Lucthen fragte sich, ob es eine Möglichkeit gab, die Einladung auszuschlagen ohne allzu unhöflich zu sein. Ihm fiel keine ein, also unterdrückte er ein Seufzen und nickte stattdessen. Es war bestimmt interessant mit dem Druiden zu reden, herauszufinden, wie die Menschen hier lebten. Doch der Gedanke, dass es nun noch ein paar Tage länger dauern würde, bis er nach Liisatiina suchen konnte, schmeckte bitter in seinem Mund. Der Druide, der bisher seinen Namen noch nicht genannt hatte, führte sie zu ihren Schlafplätzen.

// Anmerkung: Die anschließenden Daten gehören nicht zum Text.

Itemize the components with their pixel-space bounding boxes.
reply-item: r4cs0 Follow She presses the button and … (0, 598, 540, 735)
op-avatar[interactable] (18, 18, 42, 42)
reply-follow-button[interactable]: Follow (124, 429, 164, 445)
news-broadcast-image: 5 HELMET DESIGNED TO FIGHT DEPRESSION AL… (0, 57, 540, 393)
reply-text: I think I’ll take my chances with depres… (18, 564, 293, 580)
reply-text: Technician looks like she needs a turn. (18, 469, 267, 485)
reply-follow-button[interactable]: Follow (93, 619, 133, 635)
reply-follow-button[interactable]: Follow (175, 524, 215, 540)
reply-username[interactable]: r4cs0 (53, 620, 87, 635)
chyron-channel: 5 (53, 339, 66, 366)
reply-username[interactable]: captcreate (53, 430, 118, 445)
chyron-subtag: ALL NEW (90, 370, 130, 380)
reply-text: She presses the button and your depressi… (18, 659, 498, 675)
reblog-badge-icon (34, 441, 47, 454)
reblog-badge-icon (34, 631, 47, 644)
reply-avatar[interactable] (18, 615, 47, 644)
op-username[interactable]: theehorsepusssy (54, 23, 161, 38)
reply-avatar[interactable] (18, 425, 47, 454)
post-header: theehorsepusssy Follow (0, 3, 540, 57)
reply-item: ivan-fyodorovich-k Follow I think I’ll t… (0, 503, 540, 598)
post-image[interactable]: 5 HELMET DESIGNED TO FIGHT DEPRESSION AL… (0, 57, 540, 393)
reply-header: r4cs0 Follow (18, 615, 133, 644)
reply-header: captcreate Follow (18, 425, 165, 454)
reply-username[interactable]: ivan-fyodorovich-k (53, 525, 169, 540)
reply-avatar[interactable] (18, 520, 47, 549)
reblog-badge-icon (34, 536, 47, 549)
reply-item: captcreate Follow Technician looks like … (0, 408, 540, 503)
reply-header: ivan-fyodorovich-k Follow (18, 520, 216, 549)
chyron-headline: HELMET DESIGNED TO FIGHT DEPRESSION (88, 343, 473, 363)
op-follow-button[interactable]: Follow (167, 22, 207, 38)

Die Bewohner des Dorfes warfen ihnen neugierige Blicke zu und Lucthen nickte freundlich. Er sah Kinder, die auf den Strickleitern und Seilen, die zu Boden hingen, spielten, junge Frauen, die Flachs sponnen und sich dabei lachend unterhielten, Jünglinge, die übten mit Pfeil und Bogen umzugehen und alte Menschen, die beieinander saßen und Gemüse putzten. Der Druide meinte, dass es nirgends genügend Platz geben würde, dass sie alle beieinander schlafen konnten und so führte er Dawn und Crystal zu einer Hütte, wo sie von einer Frau namens Hazel willkommen geheißen wurden. Lucthen selbst und Corus wurden gebeten in der Hütte des Druiden zu bleiben. Sie wurden in einen Raum gebracht, der zwei Schlafstellen enthielt. Zumindest vermutete Lucthen, dass die Kisten in denen Weidenzweige, Laub und Heu lagen, als solche dienten. Amüsiert registrierte er Corus’ entsetzten Blick und gab dem Jungen im Stillen Recht. Die Schlafstätten sahen wirklich alles andere als bequem aus. Mehr wie ein Vogelnest als ein Bett. Andererseits, dachte Lucthen, schliefen sie ja auch in den Wipfeln der Bäume, also war ein Nest vielleicht angemessen.
„ Warum baut ihr eure Hütten nicht am Boden?“, erkundigte sich Corus.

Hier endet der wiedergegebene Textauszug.